Controversial 14th Street Busway Goes Into Effect Tomorrow

M14 Bus
Photo credit Mark Dye/Getty Images

NEW YORK (WCBS 880) — The long-stalled 14th Street busway is set to begin on Thursday and last for 18-months, and the city is warning drivers to prepare now.

According to WCBS 880’s Rich Lamb, the NYPD will enforce the new rules between 6 a.m. and 10 p.m., only allowing buses and trucks to travel along 14th Street, between Third and Ninth avenues.

Department of Transportation Commissioner Polly Trottenberg is warning drivers in lower Manhattan to prepare for the changes, but that limited car traffic will be permitted.
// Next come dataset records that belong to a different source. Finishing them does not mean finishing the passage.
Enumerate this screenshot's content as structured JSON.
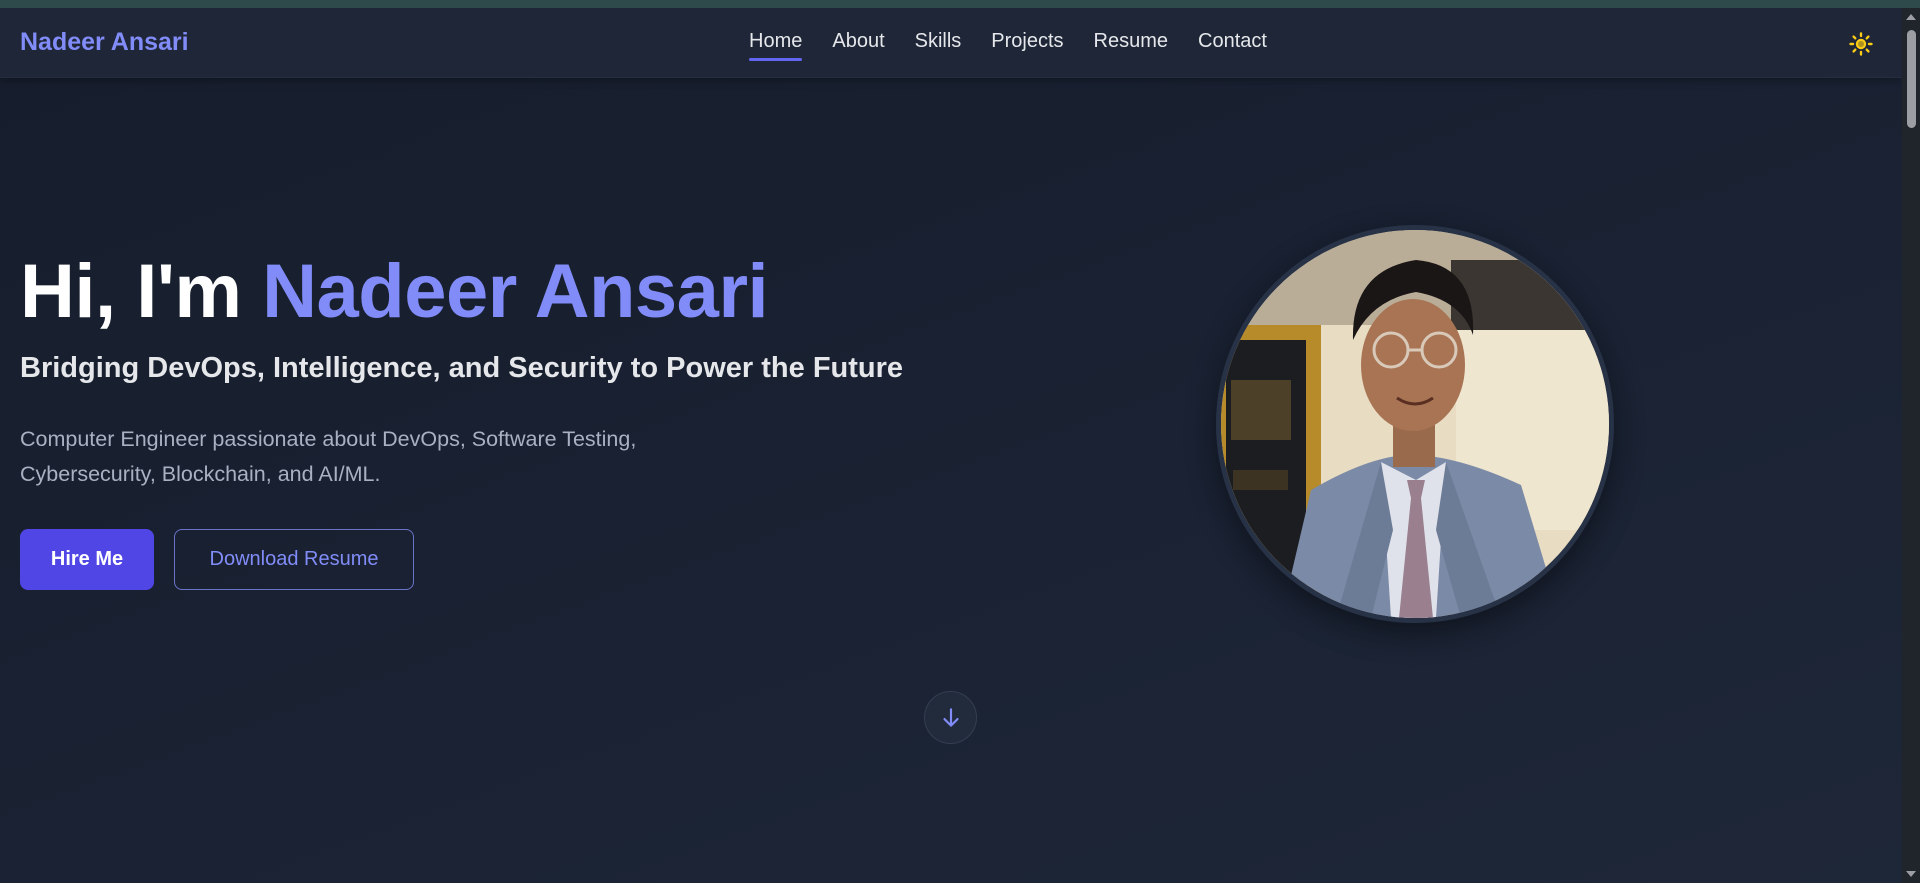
{
  "navbar": {
    "brand": "Nadeer Ansari",
    "links": [
      {
        "label": "Home",
        "active": true
      },
      {
        "label": "About"
      },
      {
        "label": "Skills"
      },
      {
        "label": "Projects"
      },
      {
        "label": "Resume"
      },
      {
        "label": "Contact"
      }
    ],
    "theme_toggle_icon": "sun-icon"
  },
  "hero": {
    "greeting": "Hi, I'm",
    "name": "Nadeer Ansari",
    "subtitle": "Bridging DevOps, Intelligence, and Security to Power the Future",
    "description": "Computer Engineer passionate about DevOps, Software Testing, Cybersecurity, Blockchain, and AI/ML.",
    "hire_button": "Hire Me",
    "resume_button": "Download Resume",
    "scroll_icon": "arrow-down-icon"
  },
  "colors": {
    "accent": "#818cf8",
    "primary_button": "#4f46e5",
    "background": "#1a2233",
    "sun": "#facc15"
  }
}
“Six a.m. onwards, motorists will only be able to drive on 14th Street for local access, for pick-up and drop-off,” she said.

Trottenberg adds that no left turns will be allowed at all and they'll carefully monitor the impact on local streets.
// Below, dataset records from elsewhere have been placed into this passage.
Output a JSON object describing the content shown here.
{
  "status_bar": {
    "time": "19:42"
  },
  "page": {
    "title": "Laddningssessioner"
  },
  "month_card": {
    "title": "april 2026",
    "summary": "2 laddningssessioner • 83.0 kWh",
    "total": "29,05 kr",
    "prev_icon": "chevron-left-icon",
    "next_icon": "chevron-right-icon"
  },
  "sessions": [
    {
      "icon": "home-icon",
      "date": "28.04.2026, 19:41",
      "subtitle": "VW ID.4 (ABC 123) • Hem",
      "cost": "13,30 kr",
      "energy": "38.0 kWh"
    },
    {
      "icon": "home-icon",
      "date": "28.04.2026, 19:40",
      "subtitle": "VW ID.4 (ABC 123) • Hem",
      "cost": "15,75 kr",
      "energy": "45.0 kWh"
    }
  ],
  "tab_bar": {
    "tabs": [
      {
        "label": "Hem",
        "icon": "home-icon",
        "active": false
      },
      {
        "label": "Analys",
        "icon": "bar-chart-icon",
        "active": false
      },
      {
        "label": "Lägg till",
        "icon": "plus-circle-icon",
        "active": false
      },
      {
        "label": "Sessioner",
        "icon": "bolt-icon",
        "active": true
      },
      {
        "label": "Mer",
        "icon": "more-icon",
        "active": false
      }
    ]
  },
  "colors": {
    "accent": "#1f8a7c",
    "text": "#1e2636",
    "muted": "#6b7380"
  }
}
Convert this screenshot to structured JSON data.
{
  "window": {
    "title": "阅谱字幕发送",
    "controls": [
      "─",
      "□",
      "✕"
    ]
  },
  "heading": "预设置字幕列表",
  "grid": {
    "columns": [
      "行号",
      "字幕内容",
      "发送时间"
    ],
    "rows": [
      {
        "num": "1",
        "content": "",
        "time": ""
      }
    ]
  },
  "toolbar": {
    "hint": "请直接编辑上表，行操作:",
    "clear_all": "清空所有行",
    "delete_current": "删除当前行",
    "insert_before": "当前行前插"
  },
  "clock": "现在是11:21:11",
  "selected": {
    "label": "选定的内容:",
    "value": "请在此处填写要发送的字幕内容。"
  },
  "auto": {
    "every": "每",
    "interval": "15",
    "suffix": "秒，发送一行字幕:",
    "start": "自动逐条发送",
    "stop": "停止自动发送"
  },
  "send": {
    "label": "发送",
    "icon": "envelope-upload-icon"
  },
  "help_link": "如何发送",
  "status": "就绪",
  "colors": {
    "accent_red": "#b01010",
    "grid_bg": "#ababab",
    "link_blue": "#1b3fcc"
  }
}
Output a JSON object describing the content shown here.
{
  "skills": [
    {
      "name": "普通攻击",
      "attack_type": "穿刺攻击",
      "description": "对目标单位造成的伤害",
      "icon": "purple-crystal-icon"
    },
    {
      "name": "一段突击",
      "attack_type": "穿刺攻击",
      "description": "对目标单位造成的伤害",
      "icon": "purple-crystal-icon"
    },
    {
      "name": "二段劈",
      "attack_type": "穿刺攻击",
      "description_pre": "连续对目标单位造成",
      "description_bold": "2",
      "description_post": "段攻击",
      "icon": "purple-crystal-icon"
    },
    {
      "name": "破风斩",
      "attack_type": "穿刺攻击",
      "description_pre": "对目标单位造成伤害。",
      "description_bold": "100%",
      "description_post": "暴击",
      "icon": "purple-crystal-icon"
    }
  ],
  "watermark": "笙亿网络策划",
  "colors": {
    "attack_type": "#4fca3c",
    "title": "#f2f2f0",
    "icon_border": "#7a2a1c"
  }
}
The goal of the experiment is to increase speeds on the M14 bus, which currently averages a speed of five miles per hour.  
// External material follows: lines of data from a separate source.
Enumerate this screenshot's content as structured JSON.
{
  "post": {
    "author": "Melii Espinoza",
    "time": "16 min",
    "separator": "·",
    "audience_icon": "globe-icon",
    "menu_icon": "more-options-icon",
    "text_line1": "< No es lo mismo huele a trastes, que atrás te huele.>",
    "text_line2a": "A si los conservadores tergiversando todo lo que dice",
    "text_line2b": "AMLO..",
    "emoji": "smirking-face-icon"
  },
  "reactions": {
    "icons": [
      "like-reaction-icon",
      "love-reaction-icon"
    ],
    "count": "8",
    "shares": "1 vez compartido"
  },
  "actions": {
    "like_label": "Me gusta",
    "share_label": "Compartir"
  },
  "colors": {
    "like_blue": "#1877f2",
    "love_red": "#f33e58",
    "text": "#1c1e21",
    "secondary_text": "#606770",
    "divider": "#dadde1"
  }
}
The MTA's Craig Cipriano says cameras on the buses and in fixed positions will catch violators and after a two-month warning period, fines will range from $50 to $250.

"The message is loud and clear: Stay out of our bus lane and out of our busway," he said.

The controversial busway was previously slated to open Monday, Aug. 12, but was blocked when a group of residents living in the surrounding area sued the city, claiming no environmental review was done on how the neighborhood would be affected by banning most car traffic on 14th Street.